If `left` has `key1`='foo', `key2`='one' with `lval`=1 and `right` has `key1`='foo', `key2`='one' with `rval`=4 and another row with `key1`='foo', `key2`='one' with `rval`=5, what is the number of rows in the output of `pd.merge(left, right, on=["key1", "key2"], how="inner")`?
When merging `left1` on column 'key' and `right1` on its index, what arguments should be passed to `pd.merge`?
Consider the numpy array `arr = np.arange(12).reshape((3, 4))`. What is the shape of the output of `np.concatenate([arr, arr], axis=1)`?
If `s1` is a Series with index ['a', 'b'] and `s4` is a Series with index ['a', 'b', 'f', 'g'], what happens to the 'f' and 'g' labels in the output of `pd.concat([s1, s4], axis="columns", join="inner")`?
You have a list of DataFrames `[df1, df2]` where the row index does not contain relevant data. Which combination of arguments to `pd.concat` will combine them vertically and create a new, continuous integer index?
If `a` and `b` are two Series with overlapping indexes and some null values, how does `a.combine_first(b)` determine the values in the resulting Series?
If `df1` has a value of 1.0 in column 'a' at index 0, and `df2` has a value of 5.0 in column 'a' at index 0, what will be the value in column 'a' at index 0 of the result of `df1.combine_first(df2)`?

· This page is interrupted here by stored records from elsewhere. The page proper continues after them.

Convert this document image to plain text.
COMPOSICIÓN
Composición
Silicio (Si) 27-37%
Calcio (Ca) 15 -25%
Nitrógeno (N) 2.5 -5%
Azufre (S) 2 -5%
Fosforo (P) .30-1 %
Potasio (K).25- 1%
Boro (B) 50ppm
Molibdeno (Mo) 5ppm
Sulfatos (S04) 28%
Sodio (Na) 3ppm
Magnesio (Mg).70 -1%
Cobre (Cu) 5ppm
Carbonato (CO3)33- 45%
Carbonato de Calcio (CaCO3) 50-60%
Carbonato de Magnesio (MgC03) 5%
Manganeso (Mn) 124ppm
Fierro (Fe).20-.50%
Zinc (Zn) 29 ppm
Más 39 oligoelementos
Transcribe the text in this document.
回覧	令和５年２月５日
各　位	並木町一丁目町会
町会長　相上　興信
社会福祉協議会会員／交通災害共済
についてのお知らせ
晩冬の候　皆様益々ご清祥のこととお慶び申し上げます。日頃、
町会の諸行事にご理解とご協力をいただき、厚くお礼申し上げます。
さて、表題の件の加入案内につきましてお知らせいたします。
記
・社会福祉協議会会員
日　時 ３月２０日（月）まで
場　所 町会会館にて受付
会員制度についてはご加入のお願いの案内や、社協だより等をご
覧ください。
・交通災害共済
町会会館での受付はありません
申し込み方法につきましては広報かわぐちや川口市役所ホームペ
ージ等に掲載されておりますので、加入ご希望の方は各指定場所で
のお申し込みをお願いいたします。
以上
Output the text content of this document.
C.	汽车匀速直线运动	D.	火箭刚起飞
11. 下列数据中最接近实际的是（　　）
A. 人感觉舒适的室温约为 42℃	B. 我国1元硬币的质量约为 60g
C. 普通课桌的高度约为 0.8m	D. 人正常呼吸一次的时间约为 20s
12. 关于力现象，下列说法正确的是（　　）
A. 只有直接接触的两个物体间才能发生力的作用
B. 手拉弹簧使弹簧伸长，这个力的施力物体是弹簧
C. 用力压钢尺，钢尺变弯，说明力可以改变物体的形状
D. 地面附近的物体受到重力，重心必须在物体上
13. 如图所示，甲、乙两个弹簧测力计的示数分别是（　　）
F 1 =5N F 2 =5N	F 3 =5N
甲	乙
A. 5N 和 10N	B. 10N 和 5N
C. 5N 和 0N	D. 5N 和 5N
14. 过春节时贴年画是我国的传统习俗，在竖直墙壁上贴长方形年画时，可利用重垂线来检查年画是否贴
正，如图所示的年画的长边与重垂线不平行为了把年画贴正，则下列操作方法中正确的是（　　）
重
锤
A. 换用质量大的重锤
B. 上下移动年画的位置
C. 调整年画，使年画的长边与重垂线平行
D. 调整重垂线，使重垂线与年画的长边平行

When reshaping a DataFrame using `df.unstack(level="state")`, what does the unstacked level become in the resulting DataFrame's structure?
If `long_data.pivot()` is called without the `values` argument, and there are multiple potential value columns, what is the structure of the resulting DataFrame?
When is `pandas.melt` particularly useful without specifying any `id_vars`?
A DataFrame `frame` is created with a hierarchical index with `key1` and `key2`, and columns with `state` and `color`. Given `frame.index.names = ["key1", "key2"]`, how many levels does the row index have?